El Gobierno nacional entregó al Pacto Histórico la reforma a la Ley 30 con el propósito de abrir su discusión en el Congreso de la República, según informó La FM en su publicación sobre el tema. La decisión marca el inicio formal del trámite legislativo de una iniciativa que llevaba meses en preparación dentro del Ejecutivo.
La reforma tiene como objetivo central la actualización del sistema de educación superior colombiano. Para ello plantea un nuevo modelo de financiamiento y gobernanza orientado a fortalecer la educación pública, un punto que ha sido objeto de debate en los últimos años entre rectores, estudiantes y congresistas.
La Ley 30 de 1992 es la norma que hoy regula la organización y el funcionamiento de las instituciones de educación superior en Colombia, incluyendo el régimen de las universidades públicas y privadas, los mecanismos de inspección y vigilancia, y las reglas sobre el presupuesto del sector. Cualquier modificación a esa legislación implica redefinir las condiciones en que operan las universidades del país.
El texto fue entregado específicamente al Pacto Histórico, la coalición política que agrupa a varios partidos de izquierda y movimientos sociales en el Congreso. Esa bancada será la encargada de liderar la ponencia y promover el debate en las comisiones correspondientes antes de que el proyecto llegue a las plenarias de Senado y Cámara.

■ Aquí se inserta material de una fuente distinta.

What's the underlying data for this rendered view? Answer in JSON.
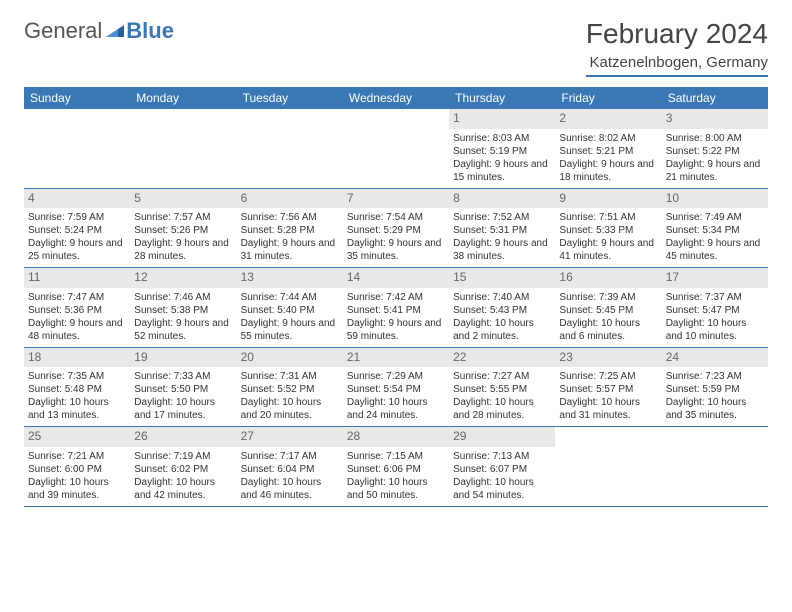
{
  "brand": {
    "name1": "General",
    "name2": "Blue"
  },
  "title": "February 2024",
  "location": "Katzenelnbogen, Germany",
  "colors": {
    "header_bg": "#3a78b5",
    "header_text": "#ffffff",
    "daynum_bg": "#e8e8e8",
    "daynum_text": "#666666",
    "border": "#3a78b5",
    "body_text": "#333333"
  },
  "day_headers": [
    "Sunday",
    "Monday",
    "Tuesday",
    "Wednesday",
    "Thursday",
    "Friday",
    "Saturday"
  ],
  "weeks": [
    [
      null,
      null,
      null,
      null,
      {
        "d": "1",
        "sr": "8:03 AM",
        "ss": "5:19 PM",
        "dl": "9 hours and 15 minutes."
      },
      {
        "d": "2",
        "sr": "8:02 AM",
        "ss": "5:21 PM",
        "dl": "9 hours and 18 minutes."
      },
      {
        "d": "3",
        "sr": "8:00 AM",
        "ss": "5:22 PM",
        "dl": "9 hours and 21 minutes."
      }
    ],
    [
      {
        "d": "4",
        "sr": "7:59 AM",
        "ss": "5:24 PM",
        "dl": "9 hours and 25 minutes."
      },
      {
        "d": "5",
        "sr": "7:57 AM",
        "ss": "5:26 PM",
        "dl": "9 hours and 28 minutes."
      },
      {
        "d": "6",
        "sr": "7:56 AM",
        "ss": "5:28 PM",
        "dl": "9 hours and 31 minutes."
      },
      {
        "d": "7",
        "sr": "7:54 AM",
        "ss": "5:29 PM",
        "dl": "9 hours and 35 minutes."
      },
      {
        "d": "8",
        "sr": "7:52 AM",
        "ss": "5:31 PM",
        "dl": "9 hours and 38 minutes."
      },
      {
        "d": "9",
        "sr": "7:51 AM",
        "ss": "5:33 PM",
        "dl": "9 hours and 41 minutes."
      },
      {
        "d": "10",
        "sr": "7:49 AM",
        "ss": "5:34 PM",
        "dl": "9 hours and 45 minutes."
      }
    ],
    [
      {
        "d": "11",
        "sr": "7:47 AM",
        "ss": "5:36 PM",
        "dl": "9 hours and 48 minutes."
      },
      {
        "d": "12",
        "sr": "7:46 AM",
        "ss": "5:38 PM",
        "dl": "9 hours and 52 minutes."
      },
      {
        "d": "13",
        "sr": "7:44 AM",
        "ss": "5:40 PM",
        "dl": "9 hours and 55 minutes."
      },
      {
        "d": "14",
        "sr": "7:42 AM",
        "ss": "5:41 PM",
        "dl": "9 hours and 59 minutes."
      },
      {
        "d": "15",
        "sr": "7:40 AM",
        "ss": "5:43 PM",
        "dl": "10 hours and 2 minutes."
      },
      {
        "d": "16",
        "sr": "7:39 AM",
        "ss": "5:45 PM",
        "dl": "10 hours and 6 minutes."
      },
      {
        "d": "17",
        "sr": "7:37 AM",
        "ss": "5:47 PM",
        "dl": "10 hours and 10 minutes."
      }
    ],
    [
      {
        "d": "18",
        "sr": "7:35 AM",
        "ss": "5:48 PM",
        "dl": "10 hours and 13 minutes."
      },
      {
        "d": "19",
        "sr": "7:33 AM",
        "ss": "5:50 PM",
        "dl": "10 hours and 17 minutes."
      },
      {
        "d": "20",
        "sr": "7:31 AM",
        "ss": "5:52 PM",
        "dl": "10 hours and 20 minutes."
      },
      {
        "d": "21",
        "sr": "7:29 AM",
        "ss": "5:54 PM",
        "dl": "10 hours and 24 minutes."
      },
      {
        "d": "22",
        "sr": "7:27 AM",
        "ss": "5:55 PM",
        "dl": "10 hours and 28 minutes."
      },
      {
        "d": "23",
        "sr": "7:25 AM",
        "ss": "5:57 PM",
        "dl": "10 hours and 31 minutes."
      },
      {
        "d": "24",
        "sr": "7:23 AM",
        "ss": "5:59 PM",
        "dl": "10 hours and 35 minutes."
      }
    ],
    [
      {
        "d": "25",
        "sr": "7:21 AM",
        "ss": "6:00 PM",
        "dl": "10 hours and 39 minutes."
      },
      {
        "d": "26",
        "sr": "7:19 AM",
        "ss": "6:02 PM",
        "dl": "10 hours and 42 minutes."
      },
      {
        "d": "27",
        "sr": "7:17 AM",
        "ss": "6:04 PM",
        "dl": "10 hours and 46 minutes."
      },
      {
        "d": "28",
        "sr": "7:15 AM",
        "ss": "6:06 PM",
        "dl": "10 hours and 50 minutes."
      },
      {
        "d": "29",
        "sr": "7:13 AM",
        "ss": "6:07 PM",
        "dl": "10 hours and 54 minutes."
      },
      null,
      null
    ]
  ],
  "labels": {
    "sunrise": "Sunrise:",
    "sunset": "Sunset:",
    "daylight": "Daylight:"
  }
}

La entrega al Pacto Histórico se interpreta como una señal del Gobierno sobre el papel central que tendrá esa colectividad en la construcción del proyecto. En la práctica, eso significa que los ponentes y coordinadores de la reforma provendrán de esa bancada, aunque el texto estará abierto a observaciones de otros partidos y de la sociedad civil en las audiencias públicas que se convoquen.

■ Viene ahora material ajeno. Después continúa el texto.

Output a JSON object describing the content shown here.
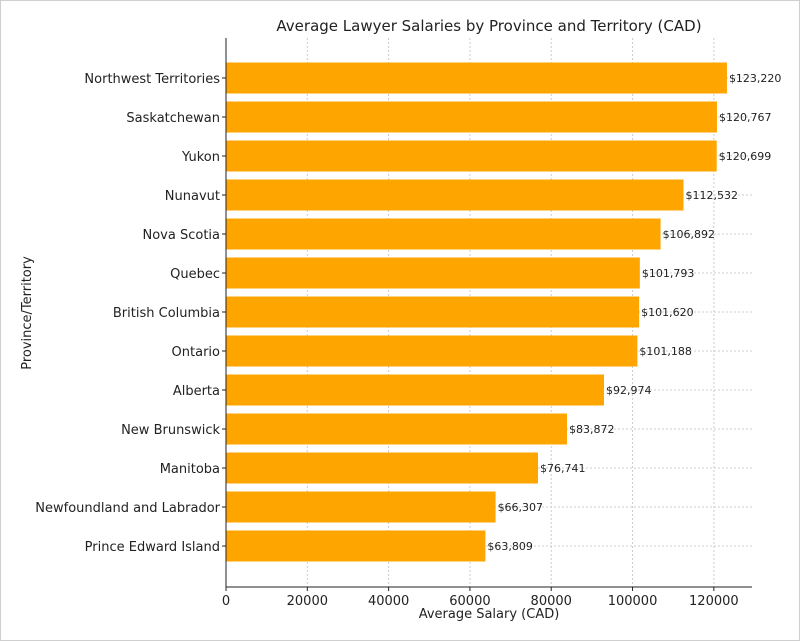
{
  "chart_data": {
    "type": "bar",
    "orientation": "horizontal",
    "title": "Average Lawyer Salaries by Province and Territory (CAD)",
    "xlabel": "Average Salary (CAD)",
    "ylabel": "Province/Territory",
    "categories": [
      "Northwest Territories",
      "Saskatchewan",
      "Yukon",
      "Nunavut",
      "Nova Scotia",
      "Quebec",
      "British Columbia",
      "Ontario",
      "Alberta",
      "New Brunswick",
      "Manitoba",
      "Newfoundland and Labrador",
      "Prince Edward Island"
    ],
    "values": [
      123220,
      120767,
      120699,
      112532,
      106892,
      101793,
      101620,
      101188,
      92974,
      83872,
      76741,
      66307,
      63809
    ],
    "data_labels": [
      "$123,220",
      "$120,767",
      "$120,699",
      "$112,532",
      "$106,892",
      "$101,793",
      "$101,620",
      "$101,188",
      "$92,974",
      "$83,872",
      "$76,741",
      "$66,307",
      "$63,809"
    ],
    "xticks": [
      "0",
      "20000",
      "40000",
      "60000",
      "80000",
      "100000",
      "120000"
    ],
    "xlim": [
      0,
      129381
    ],
    "grid": true,
    "bar_color": "#FFA500"
  }
}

La iniciativa contempla el fortalecimiento de la educación pública como uno de sus ejes, lo que incluye a las universidades estatales y a las instituciones técnicas y tecnológicas oficiales. El nuevo modelo propuesto apunta a redefinir los criterios de asignación de recursos, la relación entre el Ministerio de Educación y las instituciones, y los mecanismos de calidad y acreditación.

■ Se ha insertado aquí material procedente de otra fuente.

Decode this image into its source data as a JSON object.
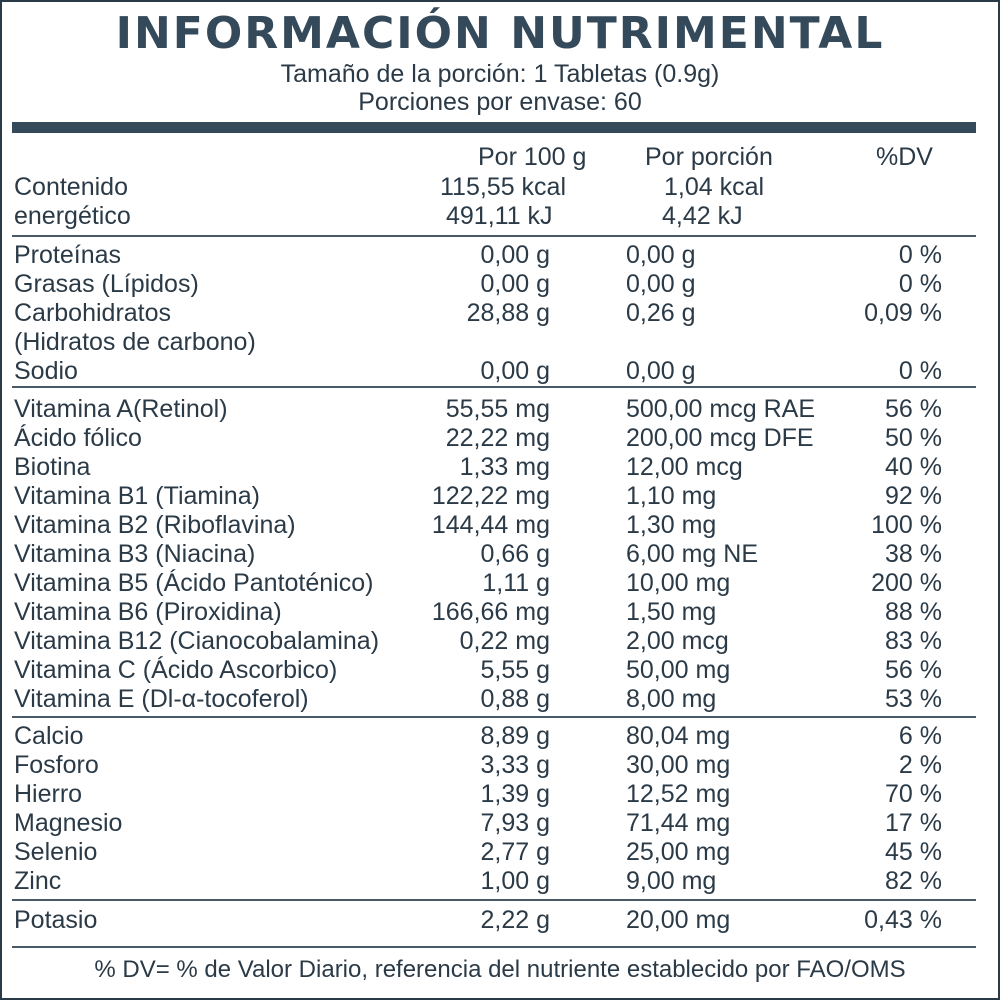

Para los estudiantes y las comunidades universitarias, una reforma de esta magnitud puede traducirse en cambios en el acceso, la permanencia, los créditos y los planes de estudio. Sectores del movimiento estudiantil han planteado en debates previos la necesidad de mayor financiación, mientras que las universidades públicas han advertido sobre la sostenibilidad financiera si no se modifican las reglas actuales.
En el ámbito de las instituciones privadas, la reforma también podría impactar el régimen de creación, ampliación y vigilancia, así como los criterios para ofrecer programas académicos. El debate legislativo que se avecina deberá conciliar esas posturas con el propósito declarado de fortalecer la educación pública.
El siguiente paso será la radicación formal del proyecto y su reparto a las comisiones constitucionales del Congreso, donde se designarán ponentes y se abrirá el ciclo de audiencias públicas. La reforma a la Ley 30 será una de las piezas legislativas más discutidas del actual periodo, dada la sensibilidad social y política del sistema de educación superior en Colombia.
Según la información publicada por La FM, el Gobierno confía en que el acompañamiento del Pacto Histórico permitirá avanzar en el trámite. El desenlace dependerá del consenso que se construya en el Legislativo y de la presión de los distintos actores del sector educativo durante el debate.